I spent part of Monday afternoon wandering around the Twin Cities Auto Show with Robert Moffitt, media relations man for the American Lung Association of the Upper Midwest.
The Lung Association is at the auto show with the Minnesota Soybean Research & Promotion Council to promote biodiesel vehicles, but we also surveyed a few of the other alternative fuel and fuel efficiency trends on display at the show, which runs through Sunday at the Minneapolis Convention Center.
A few observations:
Small is big. Or maybe hatchbacks are the new Hummer? Moffitt and I both happen to drive silver Honda Fits — compact, conventional-fueled hatchbacks that get excellent gas mileage. (My wife and I have topped 40 mpg on a couple of road trips.) Some of the most prominent, front-and-center display space at the auto show is dedicated to similar-sized vehicles, such as the Chevy Sonic, which is rated at 40 mpg highway:
EVs are real. The Chevy Volt and Nissan Leaf aren’t new to the Twin Cities Auto Show, but this is the first year in which someone could actually leave the show and go buy one. The Leaf sits smack in the center of Nissan’s exhibit. It was the first time I’d seen one in person. Moffitt noted how strange it is to see a car with no gas hatch or tailpipe. Chevy has an exposed Volt on display so you can see what its insides look like.

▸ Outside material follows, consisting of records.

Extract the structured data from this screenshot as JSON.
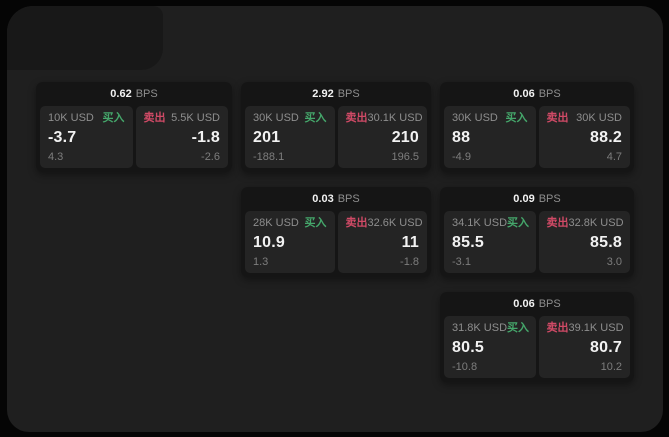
{
  "theme": {
    "page_bg": "#050505",
    "window_bg": "#1f1f1f",
    "card_bg": "#151515",
    "panel_bg": "#242424",
    "text_primary": "#f2f2f2",
    "text_secondary": "#8e8e8e",
    "buy_color": "#45a76b",
    "sell_color": "#d04a66"
  },
  "labels": {
    "bps_unit": "BPS",
    "buy": "买入",
    "sell": "卖出"
  },
  "cards": [
    {
      "bps": "0.62",
      "row": 1,
      "col": 1,
      "buy": {
        "size": "10K USD",
        "price": "-3.7",
        "delta": "4.3"
      },
      "sell": {
        "size": "5.5K USD",
        "price": "-1.8",
        "delta": "-2.6"
      }
    },
    {
      "bps": "2.92",
      "row": 1,
      "col": 2,
      "buy": {
        "size": "30K USD",
        "price": "201",
        "delta": "-188.1"
      },
      "sell": {
        "size": "30.1K USD",
        "price": "210",
        "delta": "196.5"
      }
    },
    {
      "bps": "0.06",
      "row": 1,
      "col": 3,
      "buy": {
        "size": "30K USD",
        "price": "88",
        "delta": "-4.9"
      },
      "sell": {
        "size": "30K USD",
        "price": "88.2",
        "delta": "4.7"
      }
    },
    {
      "bps": "0.03",
      "row": 2,
      "col": 2,
      "buy": {
        "size": "28K USD",
        "price": "10.9",
        "delta": "1.3"
      },
      "sell": {
        "size": "32.6K USD",
        "price": "11",
        "delta": "-1.8"
      }
    },
    {
      "bps": "0.09",
      "row": 2,
      "col": 3,
      "buy": {
        "size": "34.1K USD",
        "price": "85.5",
        "delta": "-3.1"
      },
      "sell": {
        "size": "32.8K USD",
        "price": "85.8",
        "delta": "3.0"
      }
    },
    {
      "bps": "0.06",
      "row": 3,
      "col": 3,
      "buy": {
        "size": "31.8K USD",
        "price": "80.5",
        "delta": "-10.8"
      },
      "sell": {
        "size": "39.1K USD",
        "price": "80.7",
        "delta": "10.2"
      }
    }
  ]
}
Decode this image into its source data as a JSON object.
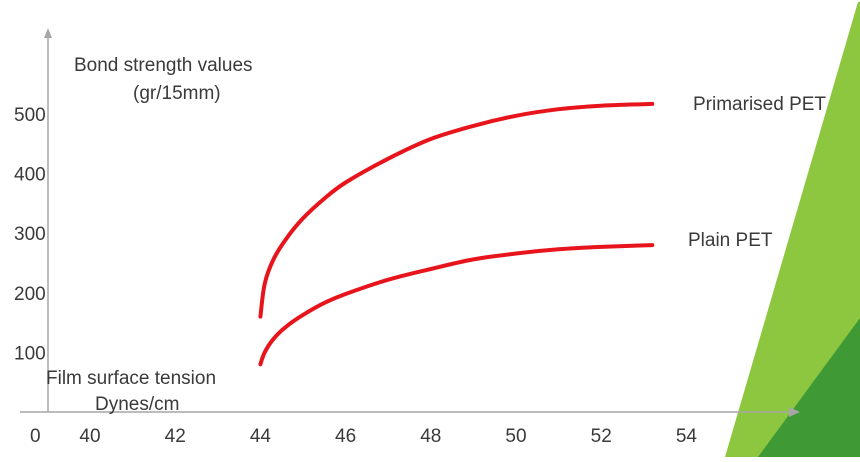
{
  "accent_colors": {
    "curve": "#e8141c",
    "axis": "#a6a6a6",
    "green_light": "#8dc63f",
    "green_dark": "#3f9a36"
  },
  "chart_data": {
    "type": "line",
    "title": "",
    "ylabel": [
      "Bond strength values",
      "(gr/15mm)"
    ],
    "xlabel": [
      "Film surface tension",
      "Dynes/cm"
    ],
    "x_origin_label": "0",
    "x_ticks": [
      40,
      42,
      44,
      46,
      48,
      50,
      52,
      54
    ],
    "y_ticks": [
      100,
      200,
      300,
      400,
      500
    ],
    "xlim": [
      40,
      54
    ],
    "ylim": [
      0,
      550
    ],
    "grid": false,
    "series": [
      {
        "name": "Primarised PET",
        "x": [
          44.0,
          44.1,
          44.3,
          44.6,
          45.0,
          45.5,
          46.0,
          47.0,
          48.0,
          49.0,
          50.0,
          51.0,
          52.0,
          53.2
        ],
        "y": [
          160,
          215,
          255,
          290,
          325,
          358,
          385,
          425,
          458,
          480,
          497,
          508,
          514,
          517
        ]
      },
      {
        "name": "Plain PET",
        "x": [
          44.0,
          44.1,
          44.3,
          44.6,
          45.0,
          45.5,
          46.0,
          47.0,
          48.0,
          49.0,
          50.0,
          51.0,
          52.0,
          53.2
        ],
        "y": [
          80,
          100,
          122,
          143,
          163,
          183,
          198,
          222,
          240,
          256,
          266,
          273,
          277,
          280
        ]
      }
    ]
  }
}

Hybrids are normal. The concept of gas-electric hybrid vehicles is no longer exotic to people. Moffitt said based on questions and comments he heard in the auto show’s GreenRoom over the opening weekend, hybrids are seen as just another car, rather than an object of curiosity.
More variety: Drivers looking for a gas-electric hybrid have more choices. Toyota is expanding its Prius brand to include the minivan-sized Prius V and more compact version, the Prius C, which is on display at the auto show:
There’s also a $100,000 electric sports car, the Fisker Karma, on display:
A place for biodiesel? A handful of diesel passenger vehicles, all of which can run on biodiesel, are on display at the show. The fuel has never been widely used for passenger vehicles in the United States, but Moffitt believes quieter, cleaner engines and rising gasoline prices might create a window for it to catch on. Audi and Volkwagon, which have led the way for diesel passenger vehicles, both have vehicles on display.
“I think the important thing is that there is no one solution,” says Moffitt.
The Twin Cities Auto Show is taking place now through Sunday at the Minneapolis Convention Center.